The fog is thick and cool, resting atop the rice fields as the truck I'm riding in rumbles up.

Rice fields in the morning. Photo by Sidney Ann Fowler.
I'm back to village life for 3 days with X-Life. It took my group three hours on a public bus winding through the mountains and jungle to get here. Here is where my ministry contact's father lives and works. Here is where people sleep at sunset and rise before dawn. Here is where there is a noticeable absence of anyone in their teens, twenties, and thirties . . . all gone to the city to try their luck, to work in the sex tourism industry, to hopefully capture the attention of a farang or two or three . . .

X-Life team with our village hosts.
I'm spreading hay in the rice fields. It's to prepare for burning season, when the harvested fields are burned to fertilize the soil.
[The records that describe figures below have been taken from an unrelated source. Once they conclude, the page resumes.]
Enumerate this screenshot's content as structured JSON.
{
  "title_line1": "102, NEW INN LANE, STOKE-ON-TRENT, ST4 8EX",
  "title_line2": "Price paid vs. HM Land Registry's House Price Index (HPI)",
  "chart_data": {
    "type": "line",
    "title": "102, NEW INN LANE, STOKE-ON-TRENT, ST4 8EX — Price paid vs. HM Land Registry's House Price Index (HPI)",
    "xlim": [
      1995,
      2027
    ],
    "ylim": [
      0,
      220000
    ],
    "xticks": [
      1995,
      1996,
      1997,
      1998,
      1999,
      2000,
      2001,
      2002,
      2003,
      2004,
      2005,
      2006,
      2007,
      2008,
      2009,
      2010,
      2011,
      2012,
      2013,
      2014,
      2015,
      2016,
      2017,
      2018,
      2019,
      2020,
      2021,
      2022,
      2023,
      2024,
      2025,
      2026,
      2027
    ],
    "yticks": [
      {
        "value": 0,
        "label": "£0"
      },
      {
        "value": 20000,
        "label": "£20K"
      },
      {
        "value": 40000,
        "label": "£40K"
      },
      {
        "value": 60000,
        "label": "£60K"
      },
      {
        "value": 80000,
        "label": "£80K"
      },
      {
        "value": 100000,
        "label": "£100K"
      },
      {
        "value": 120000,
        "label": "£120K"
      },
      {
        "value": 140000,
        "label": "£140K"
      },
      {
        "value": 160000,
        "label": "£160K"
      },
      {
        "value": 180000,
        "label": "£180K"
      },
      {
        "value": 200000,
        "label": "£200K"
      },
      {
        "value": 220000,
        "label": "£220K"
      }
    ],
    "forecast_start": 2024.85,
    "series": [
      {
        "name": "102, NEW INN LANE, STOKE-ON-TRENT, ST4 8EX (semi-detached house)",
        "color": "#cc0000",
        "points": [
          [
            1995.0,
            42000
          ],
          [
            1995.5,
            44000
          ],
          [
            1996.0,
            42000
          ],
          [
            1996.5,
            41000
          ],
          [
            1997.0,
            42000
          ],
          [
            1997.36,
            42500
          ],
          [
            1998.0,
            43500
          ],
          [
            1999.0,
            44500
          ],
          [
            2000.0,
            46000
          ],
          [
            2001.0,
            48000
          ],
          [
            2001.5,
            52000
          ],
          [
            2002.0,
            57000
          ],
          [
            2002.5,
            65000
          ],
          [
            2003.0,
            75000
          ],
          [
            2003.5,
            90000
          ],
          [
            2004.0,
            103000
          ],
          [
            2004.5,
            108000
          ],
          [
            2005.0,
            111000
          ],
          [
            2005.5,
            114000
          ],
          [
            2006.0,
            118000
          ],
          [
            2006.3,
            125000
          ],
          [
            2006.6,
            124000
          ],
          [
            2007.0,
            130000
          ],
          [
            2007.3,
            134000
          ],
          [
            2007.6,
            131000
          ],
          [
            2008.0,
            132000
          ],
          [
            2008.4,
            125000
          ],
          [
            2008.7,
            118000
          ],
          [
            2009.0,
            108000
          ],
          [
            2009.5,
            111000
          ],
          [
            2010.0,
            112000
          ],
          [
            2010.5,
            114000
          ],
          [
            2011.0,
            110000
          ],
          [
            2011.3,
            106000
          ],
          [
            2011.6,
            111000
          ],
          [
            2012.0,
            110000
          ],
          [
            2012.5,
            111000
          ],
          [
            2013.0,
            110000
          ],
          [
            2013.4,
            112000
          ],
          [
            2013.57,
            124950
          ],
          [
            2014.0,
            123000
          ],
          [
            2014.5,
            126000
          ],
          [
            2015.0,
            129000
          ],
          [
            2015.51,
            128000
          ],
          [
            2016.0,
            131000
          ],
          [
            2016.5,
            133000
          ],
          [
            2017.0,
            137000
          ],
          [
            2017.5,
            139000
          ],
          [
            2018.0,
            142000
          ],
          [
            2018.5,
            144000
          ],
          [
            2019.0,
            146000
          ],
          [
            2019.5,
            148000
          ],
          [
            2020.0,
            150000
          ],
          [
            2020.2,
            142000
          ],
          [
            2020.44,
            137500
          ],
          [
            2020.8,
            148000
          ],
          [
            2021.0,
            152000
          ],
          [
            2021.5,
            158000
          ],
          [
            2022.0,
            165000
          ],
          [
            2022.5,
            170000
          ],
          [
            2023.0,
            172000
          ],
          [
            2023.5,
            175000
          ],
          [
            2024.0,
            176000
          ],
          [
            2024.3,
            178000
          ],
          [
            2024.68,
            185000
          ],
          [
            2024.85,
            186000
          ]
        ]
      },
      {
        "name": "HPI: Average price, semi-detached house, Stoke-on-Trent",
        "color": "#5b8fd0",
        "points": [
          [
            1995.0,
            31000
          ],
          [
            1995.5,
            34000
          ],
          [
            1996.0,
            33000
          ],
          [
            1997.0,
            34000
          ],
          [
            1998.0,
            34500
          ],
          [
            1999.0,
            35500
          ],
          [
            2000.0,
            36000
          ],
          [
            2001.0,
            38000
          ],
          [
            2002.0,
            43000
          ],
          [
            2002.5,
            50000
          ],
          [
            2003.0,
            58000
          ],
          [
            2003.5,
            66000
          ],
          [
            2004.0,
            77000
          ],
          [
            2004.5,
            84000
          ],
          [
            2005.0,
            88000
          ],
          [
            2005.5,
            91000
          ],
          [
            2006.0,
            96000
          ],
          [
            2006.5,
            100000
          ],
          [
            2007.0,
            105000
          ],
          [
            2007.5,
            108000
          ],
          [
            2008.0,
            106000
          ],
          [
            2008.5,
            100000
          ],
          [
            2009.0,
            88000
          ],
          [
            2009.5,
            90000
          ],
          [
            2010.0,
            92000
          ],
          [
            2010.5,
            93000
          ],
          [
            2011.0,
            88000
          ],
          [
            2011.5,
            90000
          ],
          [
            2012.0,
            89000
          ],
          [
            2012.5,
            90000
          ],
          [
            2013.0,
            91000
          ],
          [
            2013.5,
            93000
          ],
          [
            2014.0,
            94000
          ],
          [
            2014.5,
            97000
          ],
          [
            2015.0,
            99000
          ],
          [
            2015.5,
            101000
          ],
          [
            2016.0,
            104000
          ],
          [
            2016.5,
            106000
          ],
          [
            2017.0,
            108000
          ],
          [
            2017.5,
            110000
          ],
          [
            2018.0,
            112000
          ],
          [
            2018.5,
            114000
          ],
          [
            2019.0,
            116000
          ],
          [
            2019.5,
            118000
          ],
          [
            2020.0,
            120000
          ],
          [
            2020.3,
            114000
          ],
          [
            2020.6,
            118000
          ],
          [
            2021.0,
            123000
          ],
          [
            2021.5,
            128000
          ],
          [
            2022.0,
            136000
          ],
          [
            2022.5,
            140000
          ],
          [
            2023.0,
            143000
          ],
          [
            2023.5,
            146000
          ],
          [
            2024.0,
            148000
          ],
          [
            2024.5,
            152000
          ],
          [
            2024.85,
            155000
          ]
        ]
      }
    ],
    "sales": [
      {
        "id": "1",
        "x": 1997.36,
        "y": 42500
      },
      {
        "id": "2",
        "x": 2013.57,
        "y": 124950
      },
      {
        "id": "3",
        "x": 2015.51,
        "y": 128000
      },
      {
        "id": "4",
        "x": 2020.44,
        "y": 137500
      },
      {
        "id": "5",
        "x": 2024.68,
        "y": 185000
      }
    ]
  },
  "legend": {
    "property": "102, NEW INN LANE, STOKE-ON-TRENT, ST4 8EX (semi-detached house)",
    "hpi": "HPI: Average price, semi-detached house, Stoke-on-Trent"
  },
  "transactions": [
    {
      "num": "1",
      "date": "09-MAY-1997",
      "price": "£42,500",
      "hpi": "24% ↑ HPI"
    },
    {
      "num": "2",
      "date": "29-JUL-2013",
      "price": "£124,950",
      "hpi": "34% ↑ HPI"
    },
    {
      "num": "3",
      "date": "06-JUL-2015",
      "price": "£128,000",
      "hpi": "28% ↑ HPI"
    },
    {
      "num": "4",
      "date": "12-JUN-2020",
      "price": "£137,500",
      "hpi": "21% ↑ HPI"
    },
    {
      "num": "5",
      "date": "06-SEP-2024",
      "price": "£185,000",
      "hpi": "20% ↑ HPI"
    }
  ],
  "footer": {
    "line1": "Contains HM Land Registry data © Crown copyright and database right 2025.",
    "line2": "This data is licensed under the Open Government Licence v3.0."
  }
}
I'm grabbing armfuls of dried, yellow rice stalk and shaking them out in a backwards-moving pattern with 6 other Americans and 2 Thai women.

The fog lifts around 10:30AM, and I start to sweat in my rain jacket and pants–which I'm too afraid to take off because the other women's skin are already inflamed from the hay. The unforgiving Thai sun beats down on me as I continue to spread hay over field after field.
It's like how the Lord brings all my junk to the surface. Moments I'd rather forget, injuries I'd rather grin and bear, He wants me to bring it all to the surface and spread it out in the light so they can't have power. I'm chatting with the other women about this, when the revelation hits,
Even what we're spreading out to burn was necessary for the rice, what was harvestable, to grow. And now it's being used to re-energize the ground for the next harvest. Likewise, the Lord redeems even what seemed unprofitable in our lives.
I wonder if villagers are the ones who really understand the Scriptures. All those parables and metaphors about sowing and harvesting–they're somewhat lost on suburbanites who can get fast food delivered to their doors by ordering via iPhone app.

Our ride to work. We sit in the back, obviously. Photo by Sidney Ann Fowler.
I miss this simple life. The lack of internet and steady electricity. Even bucket showers and squatty-potties have a strange appeal.

Preparing for burning season.
It was only three days, yet what a full three days it was. Life with Jesus is full.
When He had said these things He cried, "He who has ears to hear, let him hear!"